Facebook è però solo uno dei tanti fili della ramificata strategia di comunicazione del Comune che si basa su tre pilastri. Il primo riguarda gli display presenti in città, sui quali il Comune ha a disposizione gratuitamente il 10 per cento del tempo. Il secondo è la newsletter quotidiana con 300mila abbonati e una tasso di lettura medio tra il 20 e il 30%. Il terzo è il sito ufficiale del Comune: a marzo le visite sono state un milione e 700 mila, con 920mila visitatori unici e una crescita del 22 per cento rispetto all’anno scorso. Più ridotto l’uso di Twitter, anche se la platea di follower è molto ampia: 362mila.
Rimane sullo sfondo Instagram, che è gestito direttamente dal sindaco Beppe Sala, a differenza di Facebook e Twitter, gestiti da un’agenzia di comunicazione. Su questi due social infatti seguono un modello istituzionale per la comunicazione della attività del Comune, Instragram riporta direttamente a Sala, che ha le password e interagisce da solo con i suoi follower, che sono cresciuti nonostante ‘passi falsi’ come quello della campagna #MilanoNonSiFerma o anche #abbracciauncinese l’anno scorso. Alcune foto hanno avuto una valenza che è andata oltre la semplice cronaca, come quella con i calzini arcobaleno in occasione del Milan Pride Day.

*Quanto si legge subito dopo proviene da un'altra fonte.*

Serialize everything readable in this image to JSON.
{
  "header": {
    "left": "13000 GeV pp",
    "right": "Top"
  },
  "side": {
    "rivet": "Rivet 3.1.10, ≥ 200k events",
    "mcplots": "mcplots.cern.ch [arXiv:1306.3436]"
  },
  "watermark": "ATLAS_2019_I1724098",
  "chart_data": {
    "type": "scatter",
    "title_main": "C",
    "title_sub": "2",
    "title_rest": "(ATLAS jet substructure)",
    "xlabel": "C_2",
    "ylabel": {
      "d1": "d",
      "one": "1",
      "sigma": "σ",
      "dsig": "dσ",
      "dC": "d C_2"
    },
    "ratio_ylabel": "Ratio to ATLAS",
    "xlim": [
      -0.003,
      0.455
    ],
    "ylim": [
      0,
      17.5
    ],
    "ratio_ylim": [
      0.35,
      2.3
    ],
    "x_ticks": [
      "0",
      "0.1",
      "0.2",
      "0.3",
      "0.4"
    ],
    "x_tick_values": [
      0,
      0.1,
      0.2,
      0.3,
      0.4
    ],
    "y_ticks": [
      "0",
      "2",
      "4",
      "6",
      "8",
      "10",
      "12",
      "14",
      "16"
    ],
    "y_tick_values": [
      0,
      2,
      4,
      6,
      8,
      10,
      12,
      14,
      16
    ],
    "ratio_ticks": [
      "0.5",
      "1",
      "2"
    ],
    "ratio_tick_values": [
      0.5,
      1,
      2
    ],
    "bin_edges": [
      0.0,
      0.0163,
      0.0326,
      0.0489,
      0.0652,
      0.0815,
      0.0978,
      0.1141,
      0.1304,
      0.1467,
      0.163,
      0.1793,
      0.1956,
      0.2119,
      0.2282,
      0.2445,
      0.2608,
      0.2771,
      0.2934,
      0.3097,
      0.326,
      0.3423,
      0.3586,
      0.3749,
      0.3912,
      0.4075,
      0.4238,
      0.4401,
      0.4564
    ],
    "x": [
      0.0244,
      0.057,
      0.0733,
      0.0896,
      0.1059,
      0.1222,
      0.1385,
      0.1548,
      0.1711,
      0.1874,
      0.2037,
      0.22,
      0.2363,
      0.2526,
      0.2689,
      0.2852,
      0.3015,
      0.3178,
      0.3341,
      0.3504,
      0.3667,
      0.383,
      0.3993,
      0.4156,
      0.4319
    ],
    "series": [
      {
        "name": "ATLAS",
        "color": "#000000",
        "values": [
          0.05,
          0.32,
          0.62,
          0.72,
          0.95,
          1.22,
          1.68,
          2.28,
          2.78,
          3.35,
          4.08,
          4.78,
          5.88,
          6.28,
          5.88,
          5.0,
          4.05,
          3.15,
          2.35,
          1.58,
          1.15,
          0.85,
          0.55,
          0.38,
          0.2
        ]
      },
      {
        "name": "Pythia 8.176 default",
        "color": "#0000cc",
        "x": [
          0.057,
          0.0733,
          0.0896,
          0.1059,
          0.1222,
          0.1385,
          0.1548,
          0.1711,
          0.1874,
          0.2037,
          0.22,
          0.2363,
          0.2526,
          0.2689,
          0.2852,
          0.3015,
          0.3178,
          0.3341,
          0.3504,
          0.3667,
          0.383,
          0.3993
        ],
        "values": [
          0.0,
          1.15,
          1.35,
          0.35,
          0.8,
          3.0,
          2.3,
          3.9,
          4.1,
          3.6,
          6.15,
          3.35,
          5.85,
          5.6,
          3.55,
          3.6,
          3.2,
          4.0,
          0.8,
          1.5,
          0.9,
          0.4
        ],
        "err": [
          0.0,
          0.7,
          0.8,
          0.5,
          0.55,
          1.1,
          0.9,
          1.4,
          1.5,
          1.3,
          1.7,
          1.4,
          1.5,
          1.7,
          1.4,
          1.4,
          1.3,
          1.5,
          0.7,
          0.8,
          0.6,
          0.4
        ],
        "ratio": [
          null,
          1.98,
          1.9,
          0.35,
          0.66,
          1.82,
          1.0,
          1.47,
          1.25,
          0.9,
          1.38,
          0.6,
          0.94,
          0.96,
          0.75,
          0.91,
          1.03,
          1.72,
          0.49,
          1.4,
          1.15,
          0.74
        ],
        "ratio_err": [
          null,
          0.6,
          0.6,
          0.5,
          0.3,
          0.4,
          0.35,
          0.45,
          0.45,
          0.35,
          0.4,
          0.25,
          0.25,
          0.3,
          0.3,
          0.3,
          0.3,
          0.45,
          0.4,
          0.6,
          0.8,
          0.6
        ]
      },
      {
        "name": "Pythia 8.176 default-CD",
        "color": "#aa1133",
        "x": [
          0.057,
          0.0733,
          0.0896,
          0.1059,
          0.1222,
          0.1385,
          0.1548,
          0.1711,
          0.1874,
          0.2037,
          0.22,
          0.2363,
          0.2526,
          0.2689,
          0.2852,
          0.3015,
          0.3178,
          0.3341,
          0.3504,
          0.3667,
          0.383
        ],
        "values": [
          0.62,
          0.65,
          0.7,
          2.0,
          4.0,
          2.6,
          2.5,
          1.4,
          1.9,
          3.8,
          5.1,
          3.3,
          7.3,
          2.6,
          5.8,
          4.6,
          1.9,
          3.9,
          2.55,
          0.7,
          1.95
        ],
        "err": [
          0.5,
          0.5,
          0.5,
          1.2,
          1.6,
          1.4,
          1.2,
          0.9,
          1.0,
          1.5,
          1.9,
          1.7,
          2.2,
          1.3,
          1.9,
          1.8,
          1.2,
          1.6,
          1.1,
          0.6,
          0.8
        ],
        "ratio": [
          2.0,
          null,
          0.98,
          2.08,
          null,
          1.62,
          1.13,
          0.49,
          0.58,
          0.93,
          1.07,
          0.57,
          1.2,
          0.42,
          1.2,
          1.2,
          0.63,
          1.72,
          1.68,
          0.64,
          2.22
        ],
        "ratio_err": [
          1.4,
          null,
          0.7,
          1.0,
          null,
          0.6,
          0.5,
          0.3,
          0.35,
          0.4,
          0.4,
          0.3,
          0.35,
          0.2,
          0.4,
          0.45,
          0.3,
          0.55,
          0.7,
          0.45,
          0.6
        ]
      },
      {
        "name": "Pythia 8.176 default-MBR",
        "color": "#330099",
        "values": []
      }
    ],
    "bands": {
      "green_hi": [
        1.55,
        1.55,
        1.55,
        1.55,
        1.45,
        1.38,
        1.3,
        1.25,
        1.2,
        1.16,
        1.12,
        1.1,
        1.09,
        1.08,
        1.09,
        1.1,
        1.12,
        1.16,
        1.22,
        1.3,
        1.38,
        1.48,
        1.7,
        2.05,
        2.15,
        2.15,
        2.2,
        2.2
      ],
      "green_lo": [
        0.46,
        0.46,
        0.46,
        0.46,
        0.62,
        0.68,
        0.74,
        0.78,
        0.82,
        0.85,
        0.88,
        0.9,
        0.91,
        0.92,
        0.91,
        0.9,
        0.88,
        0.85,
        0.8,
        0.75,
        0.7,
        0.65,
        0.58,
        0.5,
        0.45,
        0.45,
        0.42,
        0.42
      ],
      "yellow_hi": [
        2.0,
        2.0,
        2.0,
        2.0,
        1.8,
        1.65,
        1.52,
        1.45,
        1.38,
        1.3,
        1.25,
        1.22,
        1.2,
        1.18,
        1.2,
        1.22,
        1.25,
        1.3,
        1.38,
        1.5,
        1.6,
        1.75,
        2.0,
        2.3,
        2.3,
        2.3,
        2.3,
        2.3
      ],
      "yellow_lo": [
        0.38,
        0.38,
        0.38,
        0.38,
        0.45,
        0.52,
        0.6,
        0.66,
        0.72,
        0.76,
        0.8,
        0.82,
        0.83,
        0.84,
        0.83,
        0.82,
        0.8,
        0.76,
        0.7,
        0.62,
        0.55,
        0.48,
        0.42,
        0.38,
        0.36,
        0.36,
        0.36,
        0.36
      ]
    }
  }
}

Oggi i follower del sindaco hanno raggiunto i 241mila, un record tra i politici del centrosinistra, nonostante questi ‘inciampi’. Ma il successo paradossalmente rappresenta un problema in più, ora che Beppe Sala ha assunto un doppio ruolo: quello di sindaco di tutti i milanesi e quello di candidato in corsa per la rielezione, comunicata ufficialmente nei mesi scorsi.
Va da sé che una comunicazione istituzionale, anche su più ‘libera’ come quella inaugurata da Sala potrebbe rivelarsi inappropriata o non efficace per concorrere in una gara senza esclusione di colpi quale si profila essere la prossima elezione comunale. Le opzioni a disposizione potrebbero essere un paio: sdoppiare il profilo (ma che fare allora dei follower – pochi o molti che siano – che magari non sono interessati al ‘candidato’ Sala), o affidarne la gestione a due soggetti, uno per la parte politica ‘istituzionale’, l’altro per quella più propriamente elettorale. Nessuna soluzione è priva di controindicazioni e di problemi.
Un dilemma ben diverso e molto più complesso di quello di Milano & Partners, che si è limitata ad aggiungere un nuovo social media al vantaglio di quelli usati. E che importa se la proprietà cinese continua a non essere al sopra di ogni sospetto, secondo gli USA. Dopotutto, adesso è presente anche in televisione con campagne pubblicitarie ad hoc, che altro si può volere di più?